Natural Progression of Technology vs. The Freezing of time


As most Americans who are bound to their cars to get just about anywhere (except New Yorkers of course who pride themselves otherwise), we spend a lot of time in our vehicles.  One could even say that we live in them, as I’m sure for those residing in Southern California it certainly feels that way.  I’m sure that as a society we don’t intend for it to be this way, it’s just that our country is just too big on acreage -it became inevitable.

So what do we do to cope with this reality?  We splurge on our vehicles.  Since we live in these small mobile rooms, we insist that we have the latest in every technological advancement available to us (or at least the reach of our wallets), from satellite connections and HEPA quality climate control, structural frames meant to withstand a nuclear blast, and sensors for everything short of being connected to ‘The Matrix’.  Likewise, we expect the exterior style of these cars to appear from the future, with concealed elements and trim lines looking as if it’s ready to break speed records on the salt flats or launch itself through space and time.  In short we want the form of our cars to convey the technological wonder within.


The everyday mansion and architect Frank Lloyd Wright’s modern masterpiece, the Kaufmann Residence, “Fallingwater”.

So, how is it that when it comes to the homes and buildings we spend even more time in, we want them to look as if George Washington himself was coming over for dinner?  In the sense of the car, wouldn’t this idea be the same as taking all the marvels of science and technology and installing it on a horse and carriage?  So just like our cars, if we still want the best for our buildings – for them to be energy efficient, structurally safe, environmentally conscious, even to tell us when we’re running low on something or there’s an intruder inside – then why do we want them, especially our homes, to look like a 17th century colonial estate, bursting at the seams with crown moulding and a faux French provincial kitchen?  It is 2013, not 1775, and as architects and designers we have at our disposal the training and ability to design a building to fit the inhabitant’s lifestyle and demands.  We can design a dwelling to maximize the use of the sun, the earth, even drawing power and heat from it.  We can mold the form to create a living, breathing, expression of your tastes to create a timeless legacy.  Sure we can design a perfectly scaled and proportioned 18th century reproduction, and will gladly do so if that’s what the project calls for, but it wouldn’t necessarily be the best bang for your buck.

And if our First President was coming over for dinner, I think he would be proud to see that society and technology has grown – not been frozen in the past.

Written by

Tony Kowidge

Tony Kowidge is a Project Manager with The Ives Architecture Studio.

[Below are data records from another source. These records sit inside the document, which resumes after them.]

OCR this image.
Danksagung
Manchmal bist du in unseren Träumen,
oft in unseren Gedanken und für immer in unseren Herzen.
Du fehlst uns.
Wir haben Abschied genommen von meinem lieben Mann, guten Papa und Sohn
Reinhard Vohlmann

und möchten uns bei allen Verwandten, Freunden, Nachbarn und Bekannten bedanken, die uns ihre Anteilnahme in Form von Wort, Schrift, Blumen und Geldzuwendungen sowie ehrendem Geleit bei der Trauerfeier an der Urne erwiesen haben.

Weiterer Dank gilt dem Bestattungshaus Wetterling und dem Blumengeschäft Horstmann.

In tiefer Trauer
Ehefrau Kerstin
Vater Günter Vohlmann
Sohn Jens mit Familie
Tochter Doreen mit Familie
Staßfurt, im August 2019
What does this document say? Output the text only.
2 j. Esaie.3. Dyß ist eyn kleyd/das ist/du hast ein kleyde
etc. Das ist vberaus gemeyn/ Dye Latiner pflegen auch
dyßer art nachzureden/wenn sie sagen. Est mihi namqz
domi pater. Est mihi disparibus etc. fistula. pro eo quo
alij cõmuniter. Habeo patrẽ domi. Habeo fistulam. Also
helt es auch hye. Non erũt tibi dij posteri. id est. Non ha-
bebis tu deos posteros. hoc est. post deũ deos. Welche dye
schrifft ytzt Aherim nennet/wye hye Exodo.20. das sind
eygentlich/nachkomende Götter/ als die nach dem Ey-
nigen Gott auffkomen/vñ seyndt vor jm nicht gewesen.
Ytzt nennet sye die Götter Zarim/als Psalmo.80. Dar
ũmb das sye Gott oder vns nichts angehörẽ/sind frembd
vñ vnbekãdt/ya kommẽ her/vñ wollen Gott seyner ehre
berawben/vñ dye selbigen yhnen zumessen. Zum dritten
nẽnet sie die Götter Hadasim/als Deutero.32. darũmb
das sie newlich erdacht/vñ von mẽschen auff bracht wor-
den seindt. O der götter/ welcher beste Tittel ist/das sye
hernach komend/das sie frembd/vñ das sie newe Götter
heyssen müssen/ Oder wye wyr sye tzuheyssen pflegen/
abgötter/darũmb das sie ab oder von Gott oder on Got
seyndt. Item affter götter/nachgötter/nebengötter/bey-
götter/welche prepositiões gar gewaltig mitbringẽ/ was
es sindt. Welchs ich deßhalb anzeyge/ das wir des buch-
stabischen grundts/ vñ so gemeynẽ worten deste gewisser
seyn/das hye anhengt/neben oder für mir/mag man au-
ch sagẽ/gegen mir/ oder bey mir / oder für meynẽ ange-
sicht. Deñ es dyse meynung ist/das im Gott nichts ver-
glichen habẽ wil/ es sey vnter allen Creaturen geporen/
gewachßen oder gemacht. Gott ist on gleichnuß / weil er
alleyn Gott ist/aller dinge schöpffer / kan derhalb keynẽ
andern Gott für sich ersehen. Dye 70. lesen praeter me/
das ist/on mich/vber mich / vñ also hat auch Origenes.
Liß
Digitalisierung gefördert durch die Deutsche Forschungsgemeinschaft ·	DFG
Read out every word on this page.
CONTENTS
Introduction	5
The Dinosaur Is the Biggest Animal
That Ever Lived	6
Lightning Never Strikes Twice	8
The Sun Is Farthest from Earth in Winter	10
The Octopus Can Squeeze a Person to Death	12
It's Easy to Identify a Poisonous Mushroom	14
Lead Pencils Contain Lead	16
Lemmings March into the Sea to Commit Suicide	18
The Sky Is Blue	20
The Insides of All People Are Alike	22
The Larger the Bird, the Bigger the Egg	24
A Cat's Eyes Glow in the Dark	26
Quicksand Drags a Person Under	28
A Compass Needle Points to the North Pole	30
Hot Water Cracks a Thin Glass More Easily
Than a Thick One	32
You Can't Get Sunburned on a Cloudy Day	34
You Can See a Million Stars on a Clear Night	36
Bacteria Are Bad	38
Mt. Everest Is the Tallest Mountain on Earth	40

  1. Patricia Yakowicz says:

    Tony, You make some great points which should be considered when decisions are made on new homes being built from the ground up. The new technologies that can be incorporated are incredible and worthwhile.

  2. D. Hodge says:

    Finally, your company’ has recognized that common sense has become the first rule-of-thumb in the new design of homes. I’m from the old generation who lived in homes without running water, electricity, and flush toilets. Because there were no new innovations at that time these homes were built, , this lifestyle was accepted. Trying to change the mindset of people to upgrade and redesign is like driving a Mack truck without power steering. Hopefully, the newer generation will take advantage of the cost savings of the new technologies. I believe we are seeing a resurgence in intelligent design. I believe your organization will be the leading inspiration.